Friday, August 3, 2018

How Can We Do Better...

This has been a year of field research that evidenced that too often efforts to create a better situation ends up compromising a person's health and well-being. Here are three cases to consider.

Heathcare-associated Infections (HAIs)
Frank entered the hospital with pneumonia but upon returning home it seemed that while in the hospital he had contracted an infection of his foot. Several weeks later the infection was much worse and Frank was taken back to the hospital to determine how much of his leg would have to be amputated. There were no plans for rehab. 

In 2011 75,000 patients with HAIs died during their hospitalizations.

Best Practice
After Rosa’s stroke she was told that in order to prevent another stroke she needed to have the blockage in her artery cleared, i.e., carotid endarterectomy (CEA). Rosa knew the risks of the procedure but went through with it. Much to her disappointment, a few months later the blockage had reappeared. One year later she still has the blockage but no stroke.

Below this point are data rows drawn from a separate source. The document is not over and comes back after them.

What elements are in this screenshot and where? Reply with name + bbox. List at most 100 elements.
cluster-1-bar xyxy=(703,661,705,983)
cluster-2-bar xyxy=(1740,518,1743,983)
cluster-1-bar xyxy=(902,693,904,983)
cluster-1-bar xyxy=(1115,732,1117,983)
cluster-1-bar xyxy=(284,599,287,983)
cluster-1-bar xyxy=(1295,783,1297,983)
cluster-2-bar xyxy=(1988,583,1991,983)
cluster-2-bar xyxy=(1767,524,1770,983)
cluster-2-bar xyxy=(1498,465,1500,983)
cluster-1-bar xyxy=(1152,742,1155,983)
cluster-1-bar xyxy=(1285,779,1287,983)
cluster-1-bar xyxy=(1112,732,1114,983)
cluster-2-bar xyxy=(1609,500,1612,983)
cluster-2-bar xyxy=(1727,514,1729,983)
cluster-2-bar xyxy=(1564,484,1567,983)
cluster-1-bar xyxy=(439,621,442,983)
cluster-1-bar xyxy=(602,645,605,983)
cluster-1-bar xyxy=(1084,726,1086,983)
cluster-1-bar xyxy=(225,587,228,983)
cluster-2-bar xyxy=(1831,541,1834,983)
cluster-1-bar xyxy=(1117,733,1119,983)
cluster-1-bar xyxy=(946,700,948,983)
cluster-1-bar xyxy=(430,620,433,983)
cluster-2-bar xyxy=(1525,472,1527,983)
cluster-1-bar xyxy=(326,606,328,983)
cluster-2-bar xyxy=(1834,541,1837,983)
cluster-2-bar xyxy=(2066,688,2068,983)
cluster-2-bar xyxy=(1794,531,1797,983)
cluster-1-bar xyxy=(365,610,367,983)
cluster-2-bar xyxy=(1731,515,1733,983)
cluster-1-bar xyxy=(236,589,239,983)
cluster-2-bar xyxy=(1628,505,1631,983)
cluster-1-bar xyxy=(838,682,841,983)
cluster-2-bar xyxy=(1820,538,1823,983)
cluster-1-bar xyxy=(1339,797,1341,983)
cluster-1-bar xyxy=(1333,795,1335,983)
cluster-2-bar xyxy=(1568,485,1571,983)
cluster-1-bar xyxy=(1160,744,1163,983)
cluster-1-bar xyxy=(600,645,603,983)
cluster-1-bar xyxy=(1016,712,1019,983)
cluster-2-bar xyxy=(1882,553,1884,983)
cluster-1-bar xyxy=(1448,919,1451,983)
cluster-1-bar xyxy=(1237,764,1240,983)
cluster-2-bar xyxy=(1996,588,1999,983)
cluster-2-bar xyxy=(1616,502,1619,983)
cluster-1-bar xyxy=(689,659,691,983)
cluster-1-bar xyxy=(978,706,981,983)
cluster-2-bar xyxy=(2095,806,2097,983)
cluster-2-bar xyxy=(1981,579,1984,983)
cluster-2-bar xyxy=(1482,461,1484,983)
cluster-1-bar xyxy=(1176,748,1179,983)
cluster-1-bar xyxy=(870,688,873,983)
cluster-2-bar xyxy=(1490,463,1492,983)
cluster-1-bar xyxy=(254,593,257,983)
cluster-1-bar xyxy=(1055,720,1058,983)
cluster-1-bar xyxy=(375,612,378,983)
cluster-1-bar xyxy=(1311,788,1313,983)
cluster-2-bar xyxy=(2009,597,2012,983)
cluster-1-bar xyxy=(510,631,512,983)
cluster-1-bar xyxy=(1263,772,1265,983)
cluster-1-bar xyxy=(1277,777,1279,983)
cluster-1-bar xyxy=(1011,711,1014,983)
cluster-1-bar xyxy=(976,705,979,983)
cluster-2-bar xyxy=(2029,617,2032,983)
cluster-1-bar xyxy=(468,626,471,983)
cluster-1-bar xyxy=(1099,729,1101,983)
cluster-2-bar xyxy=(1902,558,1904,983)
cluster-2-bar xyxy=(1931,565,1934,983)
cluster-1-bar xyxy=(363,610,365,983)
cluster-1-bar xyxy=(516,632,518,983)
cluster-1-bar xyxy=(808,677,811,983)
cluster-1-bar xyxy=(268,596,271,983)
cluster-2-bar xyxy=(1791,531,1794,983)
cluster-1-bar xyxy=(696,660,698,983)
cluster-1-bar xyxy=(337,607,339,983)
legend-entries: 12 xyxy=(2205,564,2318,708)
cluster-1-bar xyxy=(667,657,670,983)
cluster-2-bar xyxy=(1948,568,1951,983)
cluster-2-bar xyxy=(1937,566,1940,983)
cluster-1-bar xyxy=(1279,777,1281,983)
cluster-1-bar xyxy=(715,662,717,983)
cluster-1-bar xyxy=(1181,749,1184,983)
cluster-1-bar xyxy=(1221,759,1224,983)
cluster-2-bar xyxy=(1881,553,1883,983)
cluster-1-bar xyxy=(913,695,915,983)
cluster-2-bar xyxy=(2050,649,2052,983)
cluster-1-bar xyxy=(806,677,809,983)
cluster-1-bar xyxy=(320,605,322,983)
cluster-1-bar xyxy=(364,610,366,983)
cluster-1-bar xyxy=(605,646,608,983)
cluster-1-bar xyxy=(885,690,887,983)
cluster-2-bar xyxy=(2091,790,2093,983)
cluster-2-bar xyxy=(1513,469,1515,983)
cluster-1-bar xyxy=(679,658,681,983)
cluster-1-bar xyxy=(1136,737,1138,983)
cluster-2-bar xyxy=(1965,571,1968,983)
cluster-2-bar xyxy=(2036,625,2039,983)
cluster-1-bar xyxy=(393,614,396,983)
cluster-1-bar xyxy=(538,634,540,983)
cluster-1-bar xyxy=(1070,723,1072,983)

Translational research is a step in the right direction but the continued lag from the bench (research) to the bedside (clinical practice) is unacceptable. At the same time evidence based medicine (EBM) continues to be undermined by the lack of inclusion and analysis by individual characteristics as well as the tendency of clinicians and insurers to apply a rigid set of procedures that are not nuanced to the person in front of you.

Defining Comfort
Agnes was having difficulty breathing and was taken to the hospital. Her initial diagnosis was pneumonia and a UTI; then, suddenly while at the hospital she had two heart attacks. Her family was told that (1) her heart had stopped working and was severely damaged, (2) there were no treatments available, and (3) diagnostic procedures that were invasive were not possible given her age and fragility. Agnes' family was also told that she would die that night in the ICU. Agnes's family decided that given the damage to her heart that "palliative or comfort" care was the best option for her. Somehow Agnes got through the night and after two more nights in the ICU Agnes was moved to a private room. The family was told she could not go home because the levels of oxygen given were higher than allowed in a home setting.

Comfort care what does that mean? How do we know?